After various preparatory meetings, the United Nations General Assembly is scheduled to convene a conference next July to work out a robust Arms Trade Treaty. The enterprise brings to mind an image of well-meaning Don Quijotes tilting at windmills. Why? Since the end of the Cold War, the international arms trade has become more complex, more competitive and more driven by economics rather than ideology.
SHRINKING MARKET, FIERCER COMPETITION
Then, “providing conventional weapons to friendly states was an instrument of foreign policy utilized by the United States and its allies. This was equally true for the Soviet Union and its allies,” writes Richard Grimmett, the author of the latest report on the global arms trade the Congressional Research Service (CRS) provides annually to the U.S. Congress.

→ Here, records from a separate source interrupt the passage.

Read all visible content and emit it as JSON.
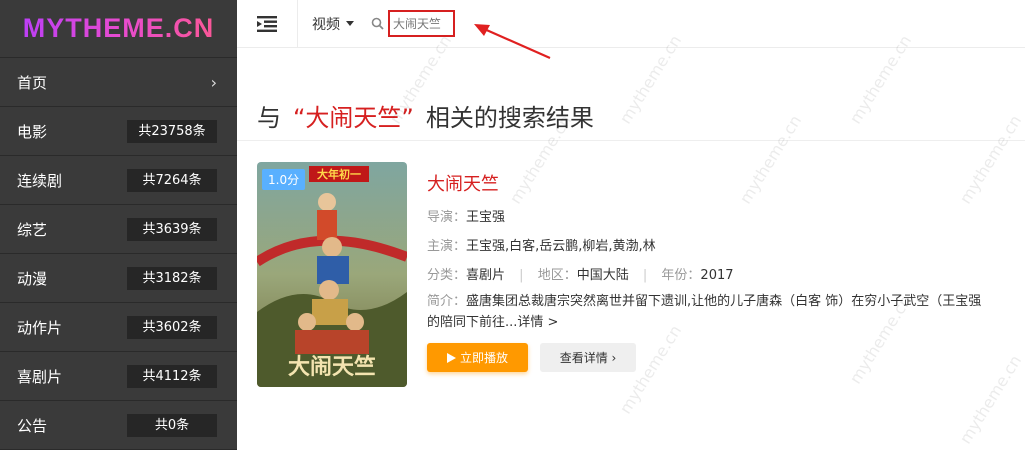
{
  "logo": "MYTHEME.CN",
  "sidebar": {
    "items": [
      {
        "label": "首页",
        "count": ""
      },
      {
        "label": "电影",
        "count": "共23758条"
      },
      {
        "label": "连续剧",
        "count": "共7264条"
      },
      {
        "label": "综艺",
        "count": "共3639条"
      },
      {
        "label": "动漫",
        "count": "共3182条"
      },
      {
        "label": "动作片",
        "count": "共3602条"
      },
      {
        "label": "喜剧片",
        "count": "共4112条"
      },
      {
        "label": "公告",
        "count": "共0条"
      }
    ]
  },
  "topbar": {
    "category": "视频",
    "search_value": "大闹天竺"
  },
  "heading": {
    "prefix": "与",
    "keyword": "“大闹天竺”",
    "suffix": "相关的搜索结果"
  },
  "result": {
    "score": "1.0分",
    "title": "大闹天竺",
    "director_label": "导演：",
    "director": "王宝强",
    "cast_label": "主演：",
    "cast": "王宝强,白客,岳云鹏,柳岩,黄渤,林",
    "genre_label": "分类：",
    "genre": "喜剧片",
    "region_label": "地区：",
    "region": "中国大陆",
    "year_label": "年份：",
    "year": "2017",
    "synopsis_label": "简介：",
    "synopsis_line1": "盛唐集团总裁唐宗突然离世并留下遗训,让他的儿子唐森（白客 饰）在穷小子武空（王宝强",
    "synopsis_line2": "的陪同下前往...详情 >",
    "play_label": "立即播放",
    "detail_label": "查看详情 ›",
    "poster_caption": "大年初一"
  },
  "watermark": "mytheme.cn",
  "colors": {
    "accent": "#d62020",
    "play": "#ff9900",
    "score": "#59b0ff",
    "sidebar": "#3a3a3a"
  }
}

Now, “the principal motivation for arms sales by key foreign suppliers…may be based as much, if not more, on economic considerations as of those of foreign or national security considerations.”
That holds true, too, for the U.S.(where defense and aerospace companies provide an estimated 800,000 jobs) and it holds especially true at a time of declining world-wide orders for arms because of the global recession. In 2010, according to the CRS report, world-wide arms transfer agreements totaled $40.4 billion, a decline of almost 40 percent compared with 2009.
The U.S., long the world’s top arms supplier, ranked first again in 2010, with arms deliveries (as opposed to agreements) worth $12.2 billion, more than twice as much as second-ranked Russia. Germany came third, evidence of what the CRS report described as weapons-exporting countries looking for new clients in areas where they have not played major established roles.
The German government faced fierce domestic criticism in July after reports on a planned deal to sell 200 top-of-the-line Leopard tanks to Saudi Arabia, which had sent troops and tanks across the causeway to Bahrain to help crush anti-government demonstrations. Unlike the U.S., Germany has no direct security interests at stake in the region. But like the U.S., Germany has a defense industry that needs exports to flourish. Its main arms manufacturers employ around 80,000 people.